US 12,422,580 B2
Physics-based and data-driven integrated method for rock burst hazard assessment
Wu Cai, Xuzhou (CN); Qiang Lu, Xuzhou (CN); Siyuan Gong, Xuzhou (CN); Anye Cao, Xuzhou (CN); Xuming Zhu, Xuzhou (CN); Xiang Ma, Xuzhou (CN); and Linming Dou, Xuzhou (CN)
Assigned to CHINA UNIVERSITY OF MINING AND TECHNOLOGY, Xuzhou (CN)
Filed by CHINA UNIVERSITY OF MINING AND TECHNOLOGY, Xuzhou (CN)
Filed on Sep. 6, 2022, as Appl. No. 17/903,683.
Claims priority of application No. 202111337335.9 (CN), filed on Nov. 12, 2021.
Prior Publication US 2023/0152479 A1, May 18, 2023
Int. Cl. G01V 1/30 (2006.01); G01V 1/28 (2006.01); G06F 30/20 (2020.01)
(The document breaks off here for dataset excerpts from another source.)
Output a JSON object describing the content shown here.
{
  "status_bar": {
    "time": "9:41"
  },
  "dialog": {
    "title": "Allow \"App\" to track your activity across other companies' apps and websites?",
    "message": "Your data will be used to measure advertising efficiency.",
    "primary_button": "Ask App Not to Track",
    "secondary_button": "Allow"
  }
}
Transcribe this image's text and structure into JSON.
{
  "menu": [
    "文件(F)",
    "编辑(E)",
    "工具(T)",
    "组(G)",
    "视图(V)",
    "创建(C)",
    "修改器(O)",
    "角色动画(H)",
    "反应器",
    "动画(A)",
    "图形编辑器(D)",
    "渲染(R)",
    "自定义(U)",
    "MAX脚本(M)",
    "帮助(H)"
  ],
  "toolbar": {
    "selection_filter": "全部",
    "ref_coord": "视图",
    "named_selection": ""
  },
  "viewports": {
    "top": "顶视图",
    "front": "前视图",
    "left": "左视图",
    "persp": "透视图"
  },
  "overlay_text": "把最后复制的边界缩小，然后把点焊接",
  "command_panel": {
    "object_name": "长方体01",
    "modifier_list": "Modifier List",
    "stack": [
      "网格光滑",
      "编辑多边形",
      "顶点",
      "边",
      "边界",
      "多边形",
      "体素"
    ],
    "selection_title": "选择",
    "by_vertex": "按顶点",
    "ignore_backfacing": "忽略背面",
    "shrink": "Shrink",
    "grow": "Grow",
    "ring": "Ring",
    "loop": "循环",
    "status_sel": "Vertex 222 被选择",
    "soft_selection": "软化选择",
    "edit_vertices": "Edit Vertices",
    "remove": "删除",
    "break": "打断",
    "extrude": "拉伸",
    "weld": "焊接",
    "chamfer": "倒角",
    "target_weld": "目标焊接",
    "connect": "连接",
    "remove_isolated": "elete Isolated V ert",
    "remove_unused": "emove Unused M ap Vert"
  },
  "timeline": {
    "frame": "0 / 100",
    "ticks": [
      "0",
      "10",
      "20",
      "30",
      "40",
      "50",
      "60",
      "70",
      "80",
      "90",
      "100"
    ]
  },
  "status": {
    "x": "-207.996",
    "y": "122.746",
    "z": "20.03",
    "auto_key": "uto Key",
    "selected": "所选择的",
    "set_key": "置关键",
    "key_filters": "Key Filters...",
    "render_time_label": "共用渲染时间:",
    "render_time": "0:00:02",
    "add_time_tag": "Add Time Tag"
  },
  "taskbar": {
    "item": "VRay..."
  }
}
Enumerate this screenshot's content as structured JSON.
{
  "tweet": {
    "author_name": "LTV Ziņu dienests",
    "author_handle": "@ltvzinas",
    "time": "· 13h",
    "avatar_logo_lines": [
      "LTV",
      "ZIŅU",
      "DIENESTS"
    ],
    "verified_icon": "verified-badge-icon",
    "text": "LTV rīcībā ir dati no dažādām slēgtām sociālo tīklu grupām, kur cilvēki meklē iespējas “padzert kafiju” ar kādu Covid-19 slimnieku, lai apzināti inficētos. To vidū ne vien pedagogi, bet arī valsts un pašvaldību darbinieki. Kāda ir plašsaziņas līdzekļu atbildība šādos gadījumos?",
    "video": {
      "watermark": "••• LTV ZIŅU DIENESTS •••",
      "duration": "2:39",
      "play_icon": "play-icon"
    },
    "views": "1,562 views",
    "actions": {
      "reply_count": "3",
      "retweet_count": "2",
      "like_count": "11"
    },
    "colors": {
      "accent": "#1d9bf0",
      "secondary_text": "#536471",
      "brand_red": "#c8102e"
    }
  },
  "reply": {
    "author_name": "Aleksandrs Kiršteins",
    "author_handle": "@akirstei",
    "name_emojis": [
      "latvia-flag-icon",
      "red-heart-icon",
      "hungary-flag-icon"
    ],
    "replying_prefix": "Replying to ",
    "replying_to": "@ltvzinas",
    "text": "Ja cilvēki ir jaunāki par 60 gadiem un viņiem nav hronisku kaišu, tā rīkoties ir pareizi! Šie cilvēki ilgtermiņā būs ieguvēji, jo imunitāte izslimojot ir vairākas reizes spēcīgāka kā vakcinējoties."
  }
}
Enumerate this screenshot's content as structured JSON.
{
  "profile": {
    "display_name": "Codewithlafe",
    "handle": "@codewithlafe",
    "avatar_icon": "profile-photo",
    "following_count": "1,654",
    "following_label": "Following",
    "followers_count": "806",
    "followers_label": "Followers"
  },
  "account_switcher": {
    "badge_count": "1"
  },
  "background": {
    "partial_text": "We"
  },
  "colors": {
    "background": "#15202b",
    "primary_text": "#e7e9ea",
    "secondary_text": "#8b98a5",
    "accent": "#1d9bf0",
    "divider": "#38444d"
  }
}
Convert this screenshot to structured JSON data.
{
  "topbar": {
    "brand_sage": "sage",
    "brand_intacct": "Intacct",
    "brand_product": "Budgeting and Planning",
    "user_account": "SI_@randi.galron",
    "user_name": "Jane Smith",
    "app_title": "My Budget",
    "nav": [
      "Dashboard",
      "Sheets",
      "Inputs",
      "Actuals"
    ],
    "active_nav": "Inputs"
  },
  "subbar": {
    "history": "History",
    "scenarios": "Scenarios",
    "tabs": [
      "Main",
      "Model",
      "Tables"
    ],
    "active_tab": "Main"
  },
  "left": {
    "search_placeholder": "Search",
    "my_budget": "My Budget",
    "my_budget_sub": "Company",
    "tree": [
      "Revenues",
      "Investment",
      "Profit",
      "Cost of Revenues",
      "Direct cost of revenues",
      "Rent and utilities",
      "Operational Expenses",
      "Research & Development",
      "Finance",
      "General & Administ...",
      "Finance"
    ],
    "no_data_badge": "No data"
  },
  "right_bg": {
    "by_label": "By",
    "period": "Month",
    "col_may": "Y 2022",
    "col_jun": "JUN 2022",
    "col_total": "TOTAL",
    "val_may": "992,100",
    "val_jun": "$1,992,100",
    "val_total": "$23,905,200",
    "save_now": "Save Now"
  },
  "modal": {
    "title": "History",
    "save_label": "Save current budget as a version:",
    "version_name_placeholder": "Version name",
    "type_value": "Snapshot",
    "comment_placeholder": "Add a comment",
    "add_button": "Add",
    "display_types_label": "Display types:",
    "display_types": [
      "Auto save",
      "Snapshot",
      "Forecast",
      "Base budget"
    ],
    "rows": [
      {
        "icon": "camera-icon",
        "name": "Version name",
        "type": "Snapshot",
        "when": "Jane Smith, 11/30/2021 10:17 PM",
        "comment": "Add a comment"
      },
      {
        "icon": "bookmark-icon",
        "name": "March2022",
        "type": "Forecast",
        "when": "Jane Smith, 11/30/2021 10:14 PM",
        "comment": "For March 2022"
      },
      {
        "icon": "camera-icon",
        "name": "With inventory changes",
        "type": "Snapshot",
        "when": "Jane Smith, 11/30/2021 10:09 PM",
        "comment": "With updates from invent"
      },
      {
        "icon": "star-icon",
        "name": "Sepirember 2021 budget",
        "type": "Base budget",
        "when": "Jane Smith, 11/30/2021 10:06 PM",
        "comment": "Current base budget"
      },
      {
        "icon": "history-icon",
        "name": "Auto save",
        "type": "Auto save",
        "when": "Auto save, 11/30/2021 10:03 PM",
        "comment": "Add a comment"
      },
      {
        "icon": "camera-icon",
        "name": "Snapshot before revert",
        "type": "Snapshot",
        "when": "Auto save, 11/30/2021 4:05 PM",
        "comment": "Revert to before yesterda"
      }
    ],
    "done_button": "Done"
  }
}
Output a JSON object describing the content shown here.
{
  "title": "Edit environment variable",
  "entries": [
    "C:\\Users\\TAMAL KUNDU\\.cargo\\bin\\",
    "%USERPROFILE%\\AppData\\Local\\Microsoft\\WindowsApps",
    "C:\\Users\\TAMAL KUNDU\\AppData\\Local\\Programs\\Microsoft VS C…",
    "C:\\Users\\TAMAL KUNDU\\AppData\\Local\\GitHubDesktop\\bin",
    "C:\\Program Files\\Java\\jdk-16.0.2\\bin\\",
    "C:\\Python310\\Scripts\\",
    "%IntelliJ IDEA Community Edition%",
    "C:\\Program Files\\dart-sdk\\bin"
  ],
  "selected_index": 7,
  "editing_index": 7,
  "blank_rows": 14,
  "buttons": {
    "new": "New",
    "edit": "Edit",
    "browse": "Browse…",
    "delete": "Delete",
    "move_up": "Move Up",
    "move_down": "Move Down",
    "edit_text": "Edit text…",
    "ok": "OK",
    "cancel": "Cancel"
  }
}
CPC G01V 1/30 (2013.01) [G01V 1/282 (2013.01); G01V 2210/60 (2013.01); G06F 30/20 (2020.01)] 10 Claims
OG exemplary drawing
 
1. A physics-based and data-driven integrated method for rock burst hazard assessment, comprising the following steps:
establishing a three-dimensional model of an assessment region as mining district at one or more processors;
determining an initial stress concentration coefficient by conducting grid discretization on the three-dimensional model of the assessment region according to a certain spacing, and assigning a value to each of grid nodes using a Weibull distribution function, wherein the grid nodes are in a completely homogeneous state by default (m=0), with the value of 1;
assessing a geological structure, layout of a roadway, and advancing of a working face for the assessment region, selecting, based on the assessing, physics-based models for the grid nodes to calculate stress concentration factor values of each grid node for selected physics-based models, and conducting superposition calculation on the stress concentration factor values of each grid node for the selected physics-based models to obtain a stress concentration coefficient of each grid node under the physics-based models;
preliminarily correcting, based on seismic wave CT detection data, the stress concentration coefficient of each grid node by using a seismic wave CT detection and its derived characterization stress model;
further correcting, based on microseismic data, the stress concentration coefficient preliminarily corrected of each grid node by using a microseismic damage reconstruction stress model, and finally assessing a degree of rock burst hazard according to a size of the stress concentration coefficient value further corrected; and
receiving, at the one or more processor, seismic wave CT detection data and microseismic data detected in real time regarding the assessment region for the preliminarily correcting and the further correcting, outputting corresponding size of stress concentration coefficient value further corrected and corresponding degree of rock burst hazard in real time, and transmitting a warning signal to a monitoring and early warning cloud platform for early warning in responding to the corresponding size of stress concentration coefficient value exceeding a predetermined threshold.